Pierre Soulages, Laura Sweeney, James Johnson Sweeney and Colette Soulages at Westport train station, 1967.
Manus Sweeney and Aki Kuroda.
Fouzia Sweeney with Holton and Sandy Calder Rower at the opening of “Calder-Picasso” at the Musée Picasso, February 2019.
Mánus Sweeney was born in 1971 in Kami-ide, a small village at the base of Mount Fuji, the sacred mountain of Japan. On the day of his birth, his parents had already received congratulations from two artists who would become his godfathers: the Californian artist Sam Francis who was based in Tokyo at the time, and the French artist Pierre Soulages from Rodez who lived between Paris and Sète, until his death on October 25th, 2022.
After five years in Japan, one year in Hawai’i and two years in the Faroe Islands, Sweeney landed at the age of eight in the New York apartment of his grandfather, art critic and first director of the Guggenheim Museum, James Johnson Sweeney. In the apartment at 120 East End Avenue were not only works by the most famous artists of the 20th century, but also souvenirs of their presence… Visits from Miró, Calder, Fernand Léger, Marcel Duchamp and Georgia O’Keeffe were frequent in the post-war years.
At school in England and at University in America, Sweeney specialized in foreign languages which was a direct consequence of moving frequently as a child. But it was at the University of Arizona that he rekindled an interest in 20th century Art History. This in turn led to a course in Post War and Contemporary Art at Sotheby’s Institute in London, followed by an internship at the Peggy Guggenheim Collection in Venice. Under the orders of the director Dr. Philip Rylands, Sweeney discovered the immense significance of a collection of modern art that had been assembled by his grandfather and a close friend, the surrealist Marcel Duchamp.
After six enlightening months in Venice, including his participation in the transport and installation of the works of Robert Colescott (the first African-American to represent the US) at the 1997 Venice Biennale, Sweeney left Europe and settled in the town of Woodstock, New York, where he worked as an archivist at the Alexander Calder Foundation. Once again, his grandfather’s influence was omnipresent, and after a year the next logical step was to move to the heart of the modern art world, New York City.
For several months, Sweeney worked in several galleries from Chelsea to Greenwich Village before returning to Europe, this time settling in Paris where he worked at the Galerie Maeght in Saint-Germain-des-Prés. Among the art reviews and exhibition catalogues of the gallery were many articles by James Johnson Sweeney, as he had frequently collaborated with the founder and printer-turned-gallerist, Aimé Maeght.

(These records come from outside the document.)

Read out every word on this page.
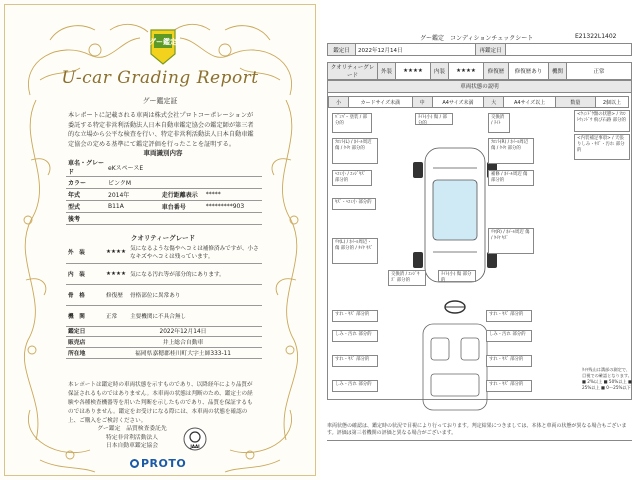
グー鑑定
U-car Grading Report
グー鑑定証
本レポートに記載される車両は株式会社プロトコーポレーションが委託する特定非営利活動法人日本自動車鑑定協会の鑑定師が第三者的な立場から公平な検査を行い、特定非営利活動法人日本自動車鑑定協会の定める基準にて鑑定評価を行ったことを証明する。
車両識別内容
車名・グレード	eKスペースE		
カラー	ピンクM		
年式	2014年	走行距離表示	*****
型式	B11A	車台番号	*********903
後考			
クオリティーグレード
外　装	★★★★	気になるような傷やヘコミは補修済みですが、小さなキズやヘコミは残っています。
内　装	★★★★	気になる汚れ等が部分的にあります。
骨　格	修復歴	骨格部位に異常あり
機　関	正常	主要機関に不具合無し
鑑定日	2022年12月14日
販売店	井上総合自動車
所在地	福岡県嘉穂郡桂川町大字土師333-11
本レポートは鑑定時の車両状態を示すものであり、以降経年により品質が保証されるものではありません。本車両の状態は判断のため、鑑定士の経験や各種検査機器等を用いた判断を示したものであり、品質を保証するものではありません。鑑定をお受けになる際には、本車両の状態を確認の上、ご購入をご検討ください。
グー鑑定　品質検査委託先
特定非営利活動法人
日本自動車鑑定協会	JAAI
PROTO
グー鑑定　コンディションチェックシート	E21322L1402
鑑定日	2022年12月14日	再鑑定日	
クオリティーグレード	外装	★★★★	内装	★★★★	修復歴	修復歴あり	機関	正常
車両状態の説明
小	カードサイズ未満	中	A4サイズ未満	大	A4サイズ以上	数量	2個以上
ﾊﾞﾝﾊﾟｰ 塗装 / 部分的
ﾗｲﾄ(小) 傷 / 部分的
交換済 / ﾗｲﾄ
<ｳｨﾝﾄﾞｳ類の状態> / ﾌﾛﾝﾄｳｨﾝﾄﾞｳ 飛び石跡 部分的
<内装補足事項> / 天張りしみ・ｷｽﾞ・汚れ 部分的
ﾌﾛﾝﾄ(L) / ﾎｲｰﾙ周辺 傷 / ﾀｲﾔ 部分的
ﾌﾛﾝﾄ(R) / ﾎｲｰﾙ周辺 傷 / ﾀｲﾔ 部分的
ﾍｺﾐ小 / ｴｯｼﾞｷｽﾞ 部分的
補修 / ﾎｲｰﾙ周辺 傷 部分的
ｷｽﾞ・ﾍｺﾐ小 部分的
ﾘﾔ(L) / ﾎｲｰﾙ周辺・傷 部分的 / ﾀｲﾔ ｷｽﾞ
ﾘﾔ(R) / ﾎｲｰﾙ周辺 傷 / ﾀｲﾔ ｷｽﾞ
交換済 / ｴｯｼﾞｷｽﾞ 部分的
ﾗｲﾄ(小) 傷 部分的
すれ・ｷｽﾞ 部分的	すれ・ｷｽﾞ 部分的
しみ・汚れ 部分的	しみ・汚れ 部分的
すれ・ｷｽﾞ 部分的	すれ・ｷｽﾞ 部分的
しみ・汚れ 部分的	すれ・ｷｽﾞ 部分的
ﾀｲﾔ残山は溝部の測定で、目視での確認となります。 ■ 2%以上 ■ 50%以上 ■ 25%以上 ■ 0～25%以下
車両状態の確認は、鑑定時の状況で目視により行っております。判定結果につきましては、本体と車両の状態が異なる場合もございます。評価は第三者機関の評価と異なる場合がございます。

After 17 years at Maeght, Sweeney decided to open a gallery at the Village Suisse in La Motte-Piquet-Grenelle where he exhibited works on paper by well-known 20th-century artists such as Calder, Miró, Chillida and Tàpies. But on March 15th, 2020, the government ordered the closure of all non-essential businesses in Paris in order to battle Covid, and Sweeney took the opportunity to move to Bordeaux, where he and his wife Fouzia opened the Galerie Sweeney at number 19, rue Jean-Jacques Rousseau. The gallery continues the legacy of James Johnson Sweeney and the artists he promoted, and organizes exhibitions of works by contemporary artists of all nationalities. Galerie Sweeney was inaugurated on March 19th, 2022.